Anyway's that's what I'd try. I have no idea of the value of this instrument but from my limited experiences restoring furniture I'd say the chances of local disaster on your first attempt are at least medium high so it might be worth taking it to a pro.
posted by fshgrl at 12:19 AM on July 13, 2010 [2 favorites]

Not sandpaper. Definitely start with mild chemicals tested in inconspicuous places, and ramp up slowly from there. Once you get the paint off you may need to do a little extra (and very gentle) touchup with a Scotch Brite pad soaked with more of the chemical that worked, but you don't want to use much pressure or you'll tear up the finish.

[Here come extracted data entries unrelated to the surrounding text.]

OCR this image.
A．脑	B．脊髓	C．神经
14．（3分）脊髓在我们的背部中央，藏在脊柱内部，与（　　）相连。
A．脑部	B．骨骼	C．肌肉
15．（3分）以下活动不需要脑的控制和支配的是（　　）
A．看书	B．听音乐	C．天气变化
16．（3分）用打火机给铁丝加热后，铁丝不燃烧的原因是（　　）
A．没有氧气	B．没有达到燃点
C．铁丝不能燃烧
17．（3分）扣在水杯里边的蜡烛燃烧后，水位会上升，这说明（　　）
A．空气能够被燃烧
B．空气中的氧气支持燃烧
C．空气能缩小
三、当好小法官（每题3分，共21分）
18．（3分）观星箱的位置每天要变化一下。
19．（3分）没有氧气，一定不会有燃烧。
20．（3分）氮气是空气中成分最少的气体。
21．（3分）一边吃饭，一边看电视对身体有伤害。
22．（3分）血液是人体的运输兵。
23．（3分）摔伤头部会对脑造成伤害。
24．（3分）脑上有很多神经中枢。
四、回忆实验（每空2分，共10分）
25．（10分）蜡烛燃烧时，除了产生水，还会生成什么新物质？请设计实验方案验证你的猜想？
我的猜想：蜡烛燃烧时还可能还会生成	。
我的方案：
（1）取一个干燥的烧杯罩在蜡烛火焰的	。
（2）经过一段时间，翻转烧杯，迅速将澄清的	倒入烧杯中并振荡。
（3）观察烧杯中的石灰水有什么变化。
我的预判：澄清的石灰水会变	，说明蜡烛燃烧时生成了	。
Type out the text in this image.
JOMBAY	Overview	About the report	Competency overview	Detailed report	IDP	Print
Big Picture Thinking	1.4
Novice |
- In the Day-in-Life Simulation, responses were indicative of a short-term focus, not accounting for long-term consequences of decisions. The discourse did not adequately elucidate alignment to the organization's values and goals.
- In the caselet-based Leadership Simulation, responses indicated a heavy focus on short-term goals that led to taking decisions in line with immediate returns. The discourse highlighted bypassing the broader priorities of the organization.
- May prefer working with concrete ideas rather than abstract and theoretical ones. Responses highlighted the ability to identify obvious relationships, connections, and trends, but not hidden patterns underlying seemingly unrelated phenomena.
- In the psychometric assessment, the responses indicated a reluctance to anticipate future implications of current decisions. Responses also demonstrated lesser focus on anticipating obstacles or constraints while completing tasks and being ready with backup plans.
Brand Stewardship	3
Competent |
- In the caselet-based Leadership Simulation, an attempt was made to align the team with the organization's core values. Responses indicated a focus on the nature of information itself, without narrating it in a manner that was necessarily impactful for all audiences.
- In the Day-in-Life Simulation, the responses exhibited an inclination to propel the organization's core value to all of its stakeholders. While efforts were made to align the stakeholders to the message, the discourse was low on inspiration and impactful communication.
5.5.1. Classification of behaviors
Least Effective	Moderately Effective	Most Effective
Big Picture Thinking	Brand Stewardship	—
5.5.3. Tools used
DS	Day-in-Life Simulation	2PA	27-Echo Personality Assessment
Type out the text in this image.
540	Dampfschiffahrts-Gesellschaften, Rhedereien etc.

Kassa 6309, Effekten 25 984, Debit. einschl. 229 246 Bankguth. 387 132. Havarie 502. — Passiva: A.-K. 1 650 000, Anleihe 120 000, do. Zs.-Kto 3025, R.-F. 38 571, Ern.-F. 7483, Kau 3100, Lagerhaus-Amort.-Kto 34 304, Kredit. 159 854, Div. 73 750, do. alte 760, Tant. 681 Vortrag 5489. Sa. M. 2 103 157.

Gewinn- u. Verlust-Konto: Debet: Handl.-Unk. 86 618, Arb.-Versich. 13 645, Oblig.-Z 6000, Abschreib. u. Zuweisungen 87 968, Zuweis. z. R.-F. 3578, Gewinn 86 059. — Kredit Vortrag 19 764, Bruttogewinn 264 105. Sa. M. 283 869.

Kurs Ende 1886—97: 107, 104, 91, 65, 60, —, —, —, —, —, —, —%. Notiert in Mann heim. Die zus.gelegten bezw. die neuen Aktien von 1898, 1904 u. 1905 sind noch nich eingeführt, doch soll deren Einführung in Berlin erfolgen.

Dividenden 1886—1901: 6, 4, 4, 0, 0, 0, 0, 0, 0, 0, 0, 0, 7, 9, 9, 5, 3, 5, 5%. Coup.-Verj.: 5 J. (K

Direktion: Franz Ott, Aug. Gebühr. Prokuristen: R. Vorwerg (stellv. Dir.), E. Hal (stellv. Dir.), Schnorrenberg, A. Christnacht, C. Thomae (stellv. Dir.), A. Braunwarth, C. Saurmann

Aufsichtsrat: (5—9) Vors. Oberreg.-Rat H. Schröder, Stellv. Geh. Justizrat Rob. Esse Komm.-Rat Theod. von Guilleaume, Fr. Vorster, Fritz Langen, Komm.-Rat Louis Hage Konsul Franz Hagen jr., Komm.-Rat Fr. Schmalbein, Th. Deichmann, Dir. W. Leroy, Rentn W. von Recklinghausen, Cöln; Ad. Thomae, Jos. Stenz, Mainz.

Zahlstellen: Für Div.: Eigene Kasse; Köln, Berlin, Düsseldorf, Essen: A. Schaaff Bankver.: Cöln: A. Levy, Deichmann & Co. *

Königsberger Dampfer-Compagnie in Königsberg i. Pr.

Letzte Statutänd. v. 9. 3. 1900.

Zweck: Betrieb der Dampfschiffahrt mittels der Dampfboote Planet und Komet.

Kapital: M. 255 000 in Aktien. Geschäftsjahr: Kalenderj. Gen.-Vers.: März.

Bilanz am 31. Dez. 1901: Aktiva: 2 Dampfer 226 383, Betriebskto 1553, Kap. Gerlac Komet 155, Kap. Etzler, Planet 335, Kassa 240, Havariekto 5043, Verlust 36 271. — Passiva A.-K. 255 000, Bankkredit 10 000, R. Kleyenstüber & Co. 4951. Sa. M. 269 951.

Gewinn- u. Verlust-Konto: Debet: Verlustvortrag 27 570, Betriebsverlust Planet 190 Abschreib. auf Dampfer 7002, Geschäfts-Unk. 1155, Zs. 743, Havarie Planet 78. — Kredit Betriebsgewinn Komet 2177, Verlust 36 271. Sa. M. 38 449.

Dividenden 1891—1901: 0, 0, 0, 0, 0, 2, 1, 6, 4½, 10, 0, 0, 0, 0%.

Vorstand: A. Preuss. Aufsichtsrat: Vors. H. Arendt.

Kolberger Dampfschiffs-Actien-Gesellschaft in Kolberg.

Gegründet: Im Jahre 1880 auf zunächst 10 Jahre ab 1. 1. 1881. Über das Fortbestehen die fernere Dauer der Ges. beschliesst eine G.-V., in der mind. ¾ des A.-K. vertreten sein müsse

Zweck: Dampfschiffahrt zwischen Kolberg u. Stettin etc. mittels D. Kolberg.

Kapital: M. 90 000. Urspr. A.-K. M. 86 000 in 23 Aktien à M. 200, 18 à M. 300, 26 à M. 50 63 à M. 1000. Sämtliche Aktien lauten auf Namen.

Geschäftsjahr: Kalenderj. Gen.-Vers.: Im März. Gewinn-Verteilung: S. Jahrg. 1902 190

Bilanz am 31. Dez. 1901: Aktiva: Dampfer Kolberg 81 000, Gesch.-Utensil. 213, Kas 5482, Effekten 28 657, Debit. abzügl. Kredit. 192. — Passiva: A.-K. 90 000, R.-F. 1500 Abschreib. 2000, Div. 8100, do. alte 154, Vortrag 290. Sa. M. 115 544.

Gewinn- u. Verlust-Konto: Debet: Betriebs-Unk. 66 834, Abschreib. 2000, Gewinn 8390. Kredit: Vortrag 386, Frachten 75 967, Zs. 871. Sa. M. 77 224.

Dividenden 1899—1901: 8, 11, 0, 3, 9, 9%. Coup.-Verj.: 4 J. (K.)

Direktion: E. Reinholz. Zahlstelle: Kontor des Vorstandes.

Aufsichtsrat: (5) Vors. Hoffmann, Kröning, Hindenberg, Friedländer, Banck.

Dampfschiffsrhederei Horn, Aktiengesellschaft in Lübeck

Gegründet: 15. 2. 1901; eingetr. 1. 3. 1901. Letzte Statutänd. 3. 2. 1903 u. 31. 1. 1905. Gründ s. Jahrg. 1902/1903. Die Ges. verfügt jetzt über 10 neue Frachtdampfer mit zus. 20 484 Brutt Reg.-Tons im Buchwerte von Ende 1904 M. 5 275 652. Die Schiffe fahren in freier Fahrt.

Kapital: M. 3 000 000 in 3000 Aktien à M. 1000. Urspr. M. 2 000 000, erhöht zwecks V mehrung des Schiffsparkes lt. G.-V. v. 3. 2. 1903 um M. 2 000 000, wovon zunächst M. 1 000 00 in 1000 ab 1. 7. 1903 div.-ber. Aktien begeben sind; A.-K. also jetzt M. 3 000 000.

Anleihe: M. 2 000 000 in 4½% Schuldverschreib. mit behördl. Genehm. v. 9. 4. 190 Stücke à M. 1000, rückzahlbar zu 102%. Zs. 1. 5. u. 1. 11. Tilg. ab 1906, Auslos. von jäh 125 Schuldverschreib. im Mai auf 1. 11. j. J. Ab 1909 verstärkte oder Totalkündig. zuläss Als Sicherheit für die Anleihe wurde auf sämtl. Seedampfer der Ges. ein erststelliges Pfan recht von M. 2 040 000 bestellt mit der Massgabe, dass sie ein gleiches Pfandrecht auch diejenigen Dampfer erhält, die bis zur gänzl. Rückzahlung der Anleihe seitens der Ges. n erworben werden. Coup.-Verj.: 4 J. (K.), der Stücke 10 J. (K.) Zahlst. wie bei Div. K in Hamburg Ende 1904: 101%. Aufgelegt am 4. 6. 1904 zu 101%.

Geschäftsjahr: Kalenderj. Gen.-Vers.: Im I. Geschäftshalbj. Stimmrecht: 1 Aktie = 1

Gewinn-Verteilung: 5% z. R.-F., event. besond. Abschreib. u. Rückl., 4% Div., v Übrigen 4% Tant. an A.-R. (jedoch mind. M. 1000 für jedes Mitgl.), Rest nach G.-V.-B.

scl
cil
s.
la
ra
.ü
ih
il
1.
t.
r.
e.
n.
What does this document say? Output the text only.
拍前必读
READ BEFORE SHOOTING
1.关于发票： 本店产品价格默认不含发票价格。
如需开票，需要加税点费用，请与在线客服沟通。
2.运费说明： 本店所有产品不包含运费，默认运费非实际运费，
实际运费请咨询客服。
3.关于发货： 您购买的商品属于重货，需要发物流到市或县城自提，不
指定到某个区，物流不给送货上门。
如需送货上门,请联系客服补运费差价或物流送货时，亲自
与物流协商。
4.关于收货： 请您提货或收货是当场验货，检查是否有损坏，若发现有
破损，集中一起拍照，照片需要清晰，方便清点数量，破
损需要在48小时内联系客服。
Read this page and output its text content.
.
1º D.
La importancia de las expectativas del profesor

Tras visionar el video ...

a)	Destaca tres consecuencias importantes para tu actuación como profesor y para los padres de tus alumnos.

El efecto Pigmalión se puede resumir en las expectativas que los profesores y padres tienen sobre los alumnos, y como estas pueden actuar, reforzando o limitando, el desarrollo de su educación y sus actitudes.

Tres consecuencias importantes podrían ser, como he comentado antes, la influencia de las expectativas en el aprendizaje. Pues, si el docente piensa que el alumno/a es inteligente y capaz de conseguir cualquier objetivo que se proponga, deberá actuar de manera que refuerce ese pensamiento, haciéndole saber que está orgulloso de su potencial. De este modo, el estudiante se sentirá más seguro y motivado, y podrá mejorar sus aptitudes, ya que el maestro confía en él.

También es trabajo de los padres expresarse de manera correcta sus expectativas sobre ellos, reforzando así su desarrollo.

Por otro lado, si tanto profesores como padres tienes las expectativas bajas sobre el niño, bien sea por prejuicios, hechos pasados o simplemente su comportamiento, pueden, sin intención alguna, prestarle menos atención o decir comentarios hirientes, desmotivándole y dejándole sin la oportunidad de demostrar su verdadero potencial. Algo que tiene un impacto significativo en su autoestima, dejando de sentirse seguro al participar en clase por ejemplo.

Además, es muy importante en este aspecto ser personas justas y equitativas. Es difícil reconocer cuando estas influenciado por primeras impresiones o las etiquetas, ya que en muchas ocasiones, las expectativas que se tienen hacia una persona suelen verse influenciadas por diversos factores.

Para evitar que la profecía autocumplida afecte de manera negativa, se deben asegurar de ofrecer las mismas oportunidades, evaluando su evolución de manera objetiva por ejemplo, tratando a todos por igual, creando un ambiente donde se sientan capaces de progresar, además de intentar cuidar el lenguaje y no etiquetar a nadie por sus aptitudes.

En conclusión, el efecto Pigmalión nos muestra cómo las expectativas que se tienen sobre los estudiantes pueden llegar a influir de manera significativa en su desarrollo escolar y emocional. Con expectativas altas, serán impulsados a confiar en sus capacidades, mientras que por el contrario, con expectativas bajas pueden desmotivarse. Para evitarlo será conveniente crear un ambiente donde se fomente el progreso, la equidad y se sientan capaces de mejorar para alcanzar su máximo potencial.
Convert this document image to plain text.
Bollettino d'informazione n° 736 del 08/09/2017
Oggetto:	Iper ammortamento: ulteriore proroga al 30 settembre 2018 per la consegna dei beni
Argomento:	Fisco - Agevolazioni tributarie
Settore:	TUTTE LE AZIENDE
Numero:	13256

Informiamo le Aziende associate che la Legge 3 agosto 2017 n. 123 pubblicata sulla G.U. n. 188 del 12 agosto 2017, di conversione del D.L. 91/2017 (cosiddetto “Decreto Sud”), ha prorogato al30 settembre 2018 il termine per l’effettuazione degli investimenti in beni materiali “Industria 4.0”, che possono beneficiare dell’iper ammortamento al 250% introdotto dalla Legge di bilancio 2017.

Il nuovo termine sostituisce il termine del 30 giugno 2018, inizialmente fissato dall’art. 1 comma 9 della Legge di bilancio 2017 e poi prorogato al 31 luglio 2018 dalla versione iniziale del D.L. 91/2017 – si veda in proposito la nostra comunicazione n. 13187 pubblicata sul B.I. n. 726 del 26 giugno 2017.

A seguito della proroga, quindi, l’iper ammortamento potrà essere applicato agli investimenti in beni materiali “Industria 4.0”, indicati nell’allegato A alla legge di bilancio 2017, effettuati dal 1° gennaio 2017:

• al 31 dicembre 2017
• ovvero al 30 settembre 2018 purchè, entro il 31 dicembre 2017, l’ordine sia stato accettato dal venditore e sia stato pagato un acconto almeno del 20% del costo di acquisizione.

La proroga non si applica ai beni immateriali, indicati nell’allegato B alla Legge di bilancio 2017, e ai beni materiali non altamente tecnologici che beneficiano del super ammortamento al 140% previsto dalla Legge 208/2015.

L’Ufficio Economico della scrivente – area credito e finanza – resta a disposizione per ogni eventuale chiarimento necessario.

I also really agree with fshgrl's closing comment: "I'd say the chances of local disaster on your first attempt are at least medium high so it might be worth taking it to a pro."
posted by mosk at 1:55 AM on July 13, 2010

Hey Wax

Oddly enough, I was looking at the wikipedia bit vibraphones, and they have a pic of the old Deagan factory here in Chicago, where the instrument was invented. Says it is now home to a company called Century Mallet Instrument Service. I would bet they could point you in the right direction
posted by timsteil at 4:22 AM on July 13, 2010

It looks like the original finish on the frame could have been 'Frosted Duco' which would be a type of nitrocellulose lacquer, so I would certainly avoid anything like lacquer thinner. This was used a lot for cars of the era so maybe some googling of car restoration might help.
posted by Rhomboid at 5:24 AM on July 13, 2010

Don't use Scotch Brite on paint like that. Its abrasives aren't of a uniform size and you can easily dig through the unwanted finish into the wanted finish. If you need an abrasive, use steel wool.
posted by gjc at 7:10 AM on July 13, 2010

If the underlayer is lacquer I think you might be screwed. Lacquer comes off more easily than spray paint. Contact a pro!
posted by fshgrl at 10:54 AM on July 13, 2010

Preliminary analysis shows that the spray paint is on there good. There is some cracking and slight peeling, but this seems to originate in the original layer and light scrubbing in these areas reveals bare wood. It's also pretty dinged up throughout, especially corners, and wood is visible in more places that I originally noticed :( I'll experiment with mild to moderate solvents and report back.